Du bist gestorben.Ich lebe noch ein bisschen. Dann sterbe ich auch.

Man möchte es kaum glauben, aber es ist wahr. Einige Zeit schon, verbringe ich auf meinem kleinen Turm, der nicht gerade darauf angelegt ist, eine Dauer zu verweilen, höchstens Momente abzuwarten. Hochklettern, kurz nach unten schauen, wippen, kräftiger, voller Schwung hinein treten, um dann den ganzen Körper- samt Geist und Allem- dem Auffangbecken tief unten zuzuführen. Eben Eintauchen! Nicht mehr, nicht weniger.

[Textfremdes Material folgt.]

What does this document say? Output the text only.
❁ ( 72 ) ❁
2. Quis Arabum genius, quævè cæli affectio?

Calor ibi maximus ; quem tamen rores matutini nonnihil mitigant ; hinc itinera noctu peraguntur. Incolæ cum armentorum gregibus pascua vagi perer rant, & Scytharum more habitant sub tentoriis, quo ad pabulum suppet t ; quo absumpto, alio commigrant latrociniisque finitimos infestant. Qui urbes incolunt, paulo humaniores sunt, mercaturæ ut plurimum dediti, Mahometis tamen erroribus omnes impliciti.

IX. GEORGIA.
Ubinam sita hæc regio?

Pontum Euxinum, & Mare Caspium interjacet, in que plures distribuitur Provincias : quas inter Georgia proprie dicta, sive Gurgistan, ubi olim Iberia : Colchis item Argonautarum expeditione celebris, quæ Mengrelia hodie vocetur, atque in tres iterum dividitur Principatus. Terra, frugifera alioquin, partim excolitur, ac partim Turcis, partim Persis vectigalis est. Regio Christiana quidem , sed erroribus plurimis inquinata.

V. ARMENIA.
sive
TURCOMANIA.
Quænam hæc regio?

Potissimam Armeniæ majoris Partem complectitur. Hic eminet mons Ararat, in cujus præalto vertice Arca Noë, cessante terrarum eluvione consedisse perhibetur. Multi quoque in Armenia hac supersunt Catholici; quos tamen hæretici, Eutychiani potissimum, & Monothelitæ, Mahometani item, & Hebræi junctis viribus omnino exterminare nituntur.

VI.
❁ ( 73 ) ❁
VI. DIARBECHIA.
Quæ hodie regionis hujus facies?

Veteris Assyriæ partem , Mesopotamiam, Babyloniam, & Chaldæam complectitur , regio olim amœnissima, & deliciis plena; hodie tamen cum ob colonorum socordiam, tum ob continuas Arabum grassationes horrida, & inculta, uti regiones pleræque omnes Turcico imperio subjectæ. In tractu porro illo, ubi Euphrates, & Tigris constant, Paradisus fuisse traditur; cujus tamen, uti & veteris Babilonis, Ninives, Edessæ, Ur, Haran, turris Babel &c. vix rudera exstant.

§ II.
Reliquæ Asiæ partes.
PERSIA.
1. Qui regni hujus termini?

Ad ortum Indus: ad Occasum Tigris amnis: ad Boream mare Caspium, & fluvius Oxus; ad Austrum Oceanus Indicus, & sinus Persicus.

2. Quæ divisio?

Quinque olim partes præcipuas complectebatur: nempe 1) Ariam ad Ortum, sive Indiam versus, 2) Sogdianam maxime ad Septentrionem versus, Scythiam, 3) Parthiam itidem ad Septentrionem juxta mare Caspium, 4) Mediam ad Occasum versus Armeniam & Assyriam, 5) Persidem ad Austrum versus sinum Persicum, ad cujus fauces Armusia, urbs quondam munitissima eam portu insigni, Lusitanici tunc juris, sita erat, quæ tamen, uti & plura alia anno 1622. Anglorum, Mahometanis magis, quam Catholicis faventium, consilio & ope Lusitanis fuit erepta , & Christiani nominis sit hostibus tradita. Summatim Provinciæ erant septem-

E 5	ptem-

Ich hingegen, beherrsche es mittlerweile ganz ordentlich, mein Leben auf diesem schmalen Brett zu führen. Auch Freunde kommen mich hin und wieder besuchen, bringen Wein und Nachos mit. Geraucht wird nur im hinteren Teil des Brettes. Aus Rücksicht auf meine kleine Tochter, die um die Zeit schon schläft und in diesem Leben nicht mehr erwachen wird. Sogar Post bekomme ich hier oben, vorwiegend von Ämtern, die Alles und Nichts von mir wissen. Es ist doch nicht sehr rechtschaffen, so zu leben, wie ich es tue. Bei meinem Talent!

So eine große Sehnsucht, ein winziges Stück Himmel abzutrennen und hochzuhalten, in einer Weise, dass es in diesem Moment als das Kostbarste überhaupt erscheint … Nun ich würde ja springen, Ehrenwort, schon für mein Töchterchen, nur … Wissen Sie – ganz im Vertrauen – dort unten ist kein Becken. Nicht mal für Nichtschwimmer. Weit und breit … Nichts. Wie viele Stunden, bei Tag und bei Nacht, mit einem Lied auf den Lippen, oder ins Bodenlose gegrämt, habe ich Ausschau gehalten. Nicht mehr wissend, ob ich mir vielleicht zu viel erwarte, oder mich einfach nicht traue, eine richtige „Arschbombe“ hinzulegen.

Zugegeben, die Muskeln werden schon etwas schlaff hier oben auf meinem Brett, aber da ist auch etwas, was mir Hoffnung macht. Was, wenn es gar nicht darum geht, hinunter zu springen, sondern Fliegen zu lernen … ?

Neben mir schwebt ein Fesselballon und ruft mir zu: „Die Freude, kommt beim Wippen!“

Und dann noch etwas! Ganz in meiner Nähe erspähe ich ein Tor zur Unendlichkeit. Ein kleiner Bahnhof hat sich neben meinem 3m-Brett niedergelassen, ohne dass ich es bisher bemerkt hätte.Ein Zug liegt still da. Er wartet. Wie lange wohl? Er dampft und zischt und flüstert. Eine Stimme, die ich kenne. Von meinem früheren Zuhause. Fortziehen soll ich, in ein Land, das sich mir zeigen wird.

Ich packe meine ganze Liebe ein und mein Kind, das in mir haust und riskier `s.